Durante três meses, antes de
serem trasladados para Campinas, uma equipe composta por mais de 50
profissionais entre professores, médicos, dentistas, alunos e funcionários
da Unicamp e de outras instituições fizeram os processos preliminares
da investigação dentro do próprio cemitério. Três caminhões
lotados seguiram para a Unicamp com as ossadas selecionadas, limpas e
identificadas com uma chapa de metal numerada. Um convênio entre a
universidade, o governo do Estado e a prefeitura garantiria os recursos
para o trabalho de identificação.
O trabalho em Campinas
contou com a colaboração da Comissão de Familiares de Desaparecidos
Políticos. “Nós fizemos um levantamento dos desaparecidos políticos
e colhemos um grande número de informações que possibilitou a elaboração
de uma ficha antropométrica de cada desaparecido”, lembra Amélia. As ossadas foram divididas em quatro grupos com características
específicas visando facilitar a identificação. Durante dois anos os
trabalhos correram a todo o vapor.
A descoberta da vala
clandestina de Perus reacendeu a esperança de identificação de outros
desaparecidos políticos que tiveram seus corpos enterrados em covas
regulares não só no cemitério Dom Bosco mas em outros. Com a lei da
anistia, em 1979, muitos exilados que se encontravam fora do país
voltaram para o Brasil e começaram a trocar informações sobre seus
companheiros que estavam desaparecidos. Foi a partir dessa comunicação
que Suzana Lisboa conseguiu localizar, no Cemitério de Perus, a vala
regular onde seu marido, Luiz Eurico Tejera Lisboa,
foi enterrado.
Em 1996, a guerrilheira
Maria Lúcia Petit foi identificada e seus restos mortais entregues à
sua família. Quando a sua ossada foi exumada no cemitério de Xambioá,
Tocantins, em 1991, ainda havia resquícios das roupas, calçados e
acessórios que Maria Lúcia usava quando foi presa. Ela vestia uma
blusa de gola rolê, feita de material sintético, usava botas, cinto de
couro e calcinha de nylon, utilizada pelas guerrilheiras quando estavam
menstruadas para facilitar a higiene pessoal. A Comissão tomou
conhecimento desses dados através de uma carta de despedida escrita por
uma companheira de guerrilha, na qual tudo foi descrito. Todas essas
informações coincidiam com os resquícios encontrados junto aos restos
mortais exumados em Xambioá. Amélia recorda-se que Badan Palhares, em
entrevistas concedidas no local da exumação, declarou
que a ossada deveria ser de Maria Lúcia. Ela diz que o legista
chegou a mencionar que o corpo foi enterrado com um pára-quedas do Exército.

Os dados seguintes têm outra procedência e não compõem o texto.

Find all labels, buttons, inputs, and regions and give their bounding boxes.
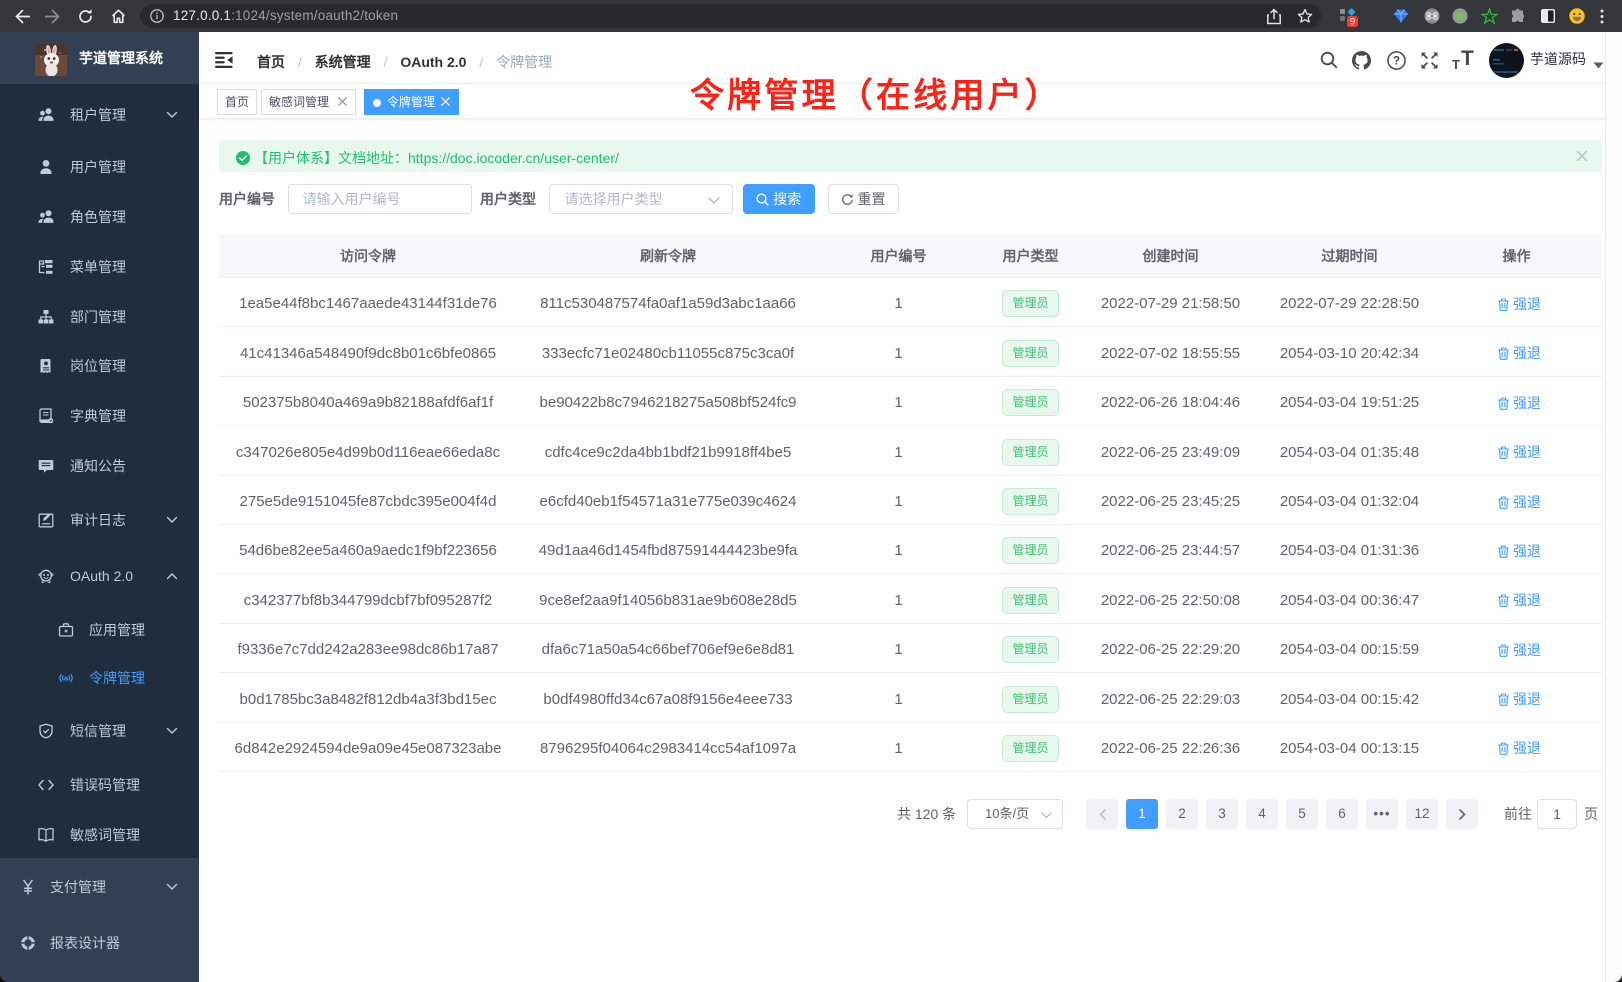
svg-text:a: a bbox=[64, 674, 69, 683]
svg-text:?: ? bbox=[1393, 56, 1400, 68]
svg-text:9: 9 bbox=[1350, 17, 1355, 27]
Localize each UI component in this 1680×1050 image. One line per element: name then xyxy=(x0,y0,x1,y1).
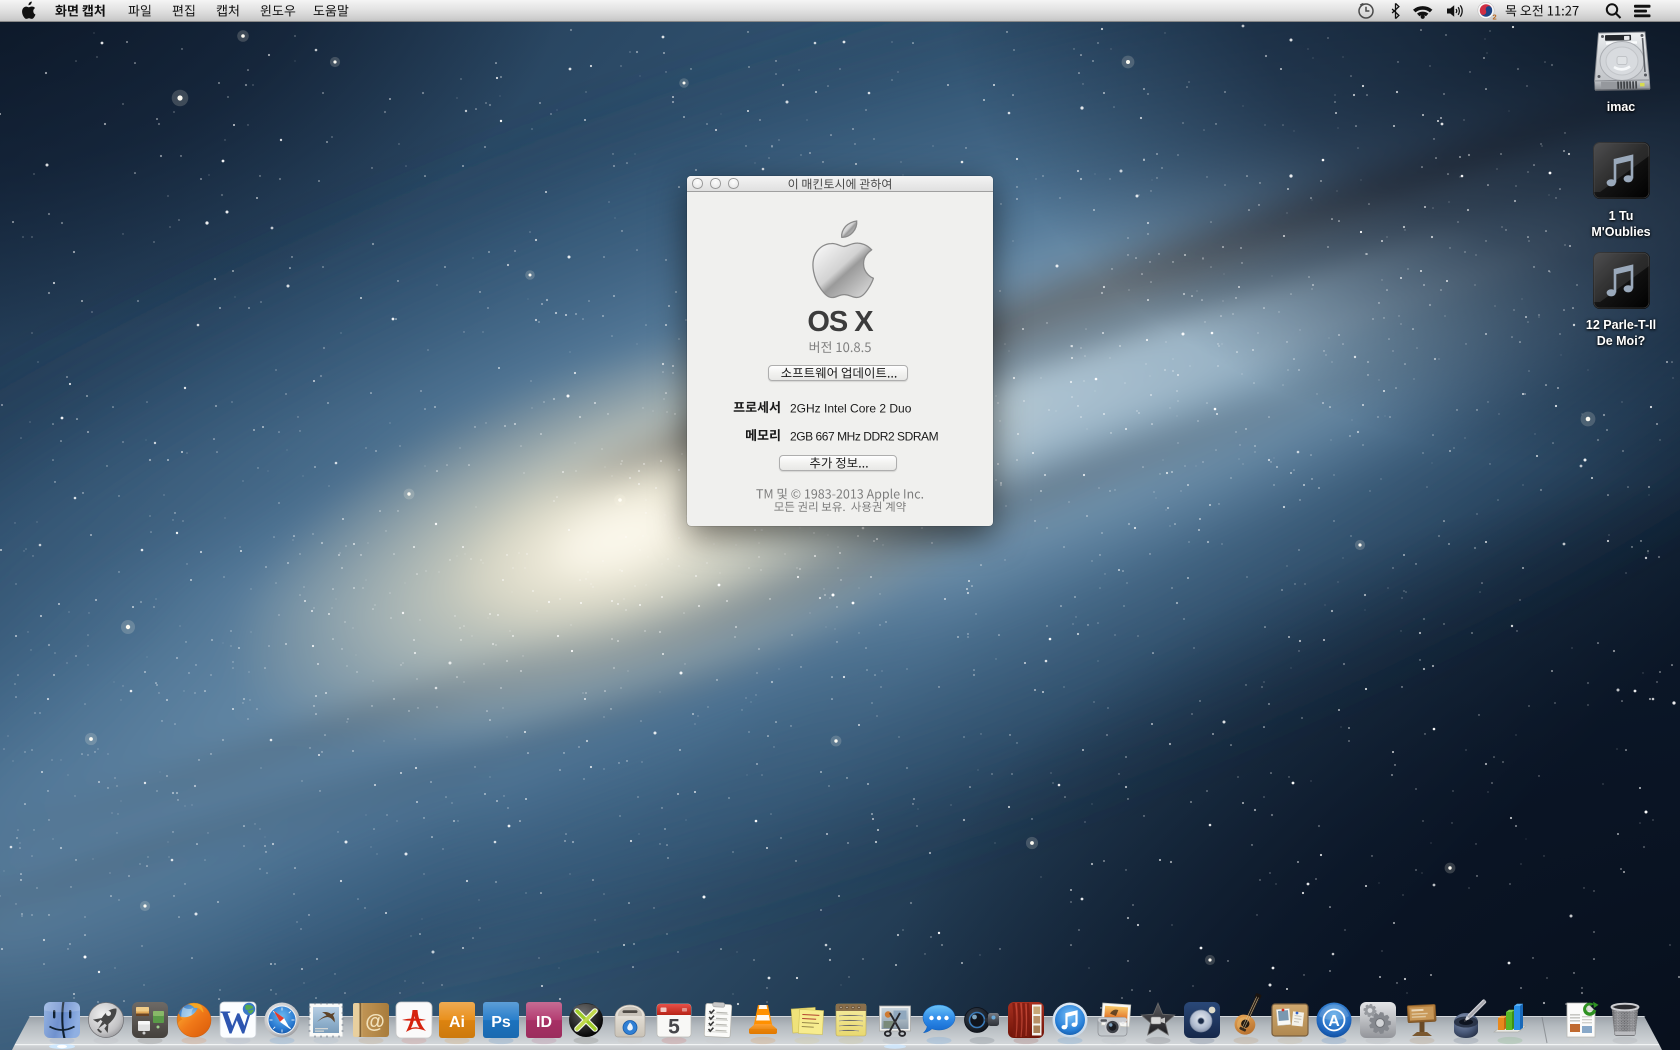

Quando chegou em São Paulo, Palhares negou as declarações anteriores
e descartou a possibilidade de ser a guerrilheira, afirmando que se
tratava de uma prostituta. Os integrantes da Comissão não tinham dúvida
que aqueles restos mortais pertenciam a Maria Lúcia e diversas vezes
procuraram Badan para cobrar a identificação. Apresentaram, inclusive,
a sua ficha odontológica para facilitar a investigação. Eles diziam
para o legista que Maria Lúcia pertencia a uma família de classe média
e que um tratamento dentário, naquela época, era muito caro e
dificilmente uma prostituta teria condições financeiras para fazê-lo.
Todos os argumentos e cobranças foram desconsideradas por Badan
Palhares. Somente em 1996, após uma matéria do jornal O Globo, é que
ele reconhece a ossada como pertencente a Maria Lúcia.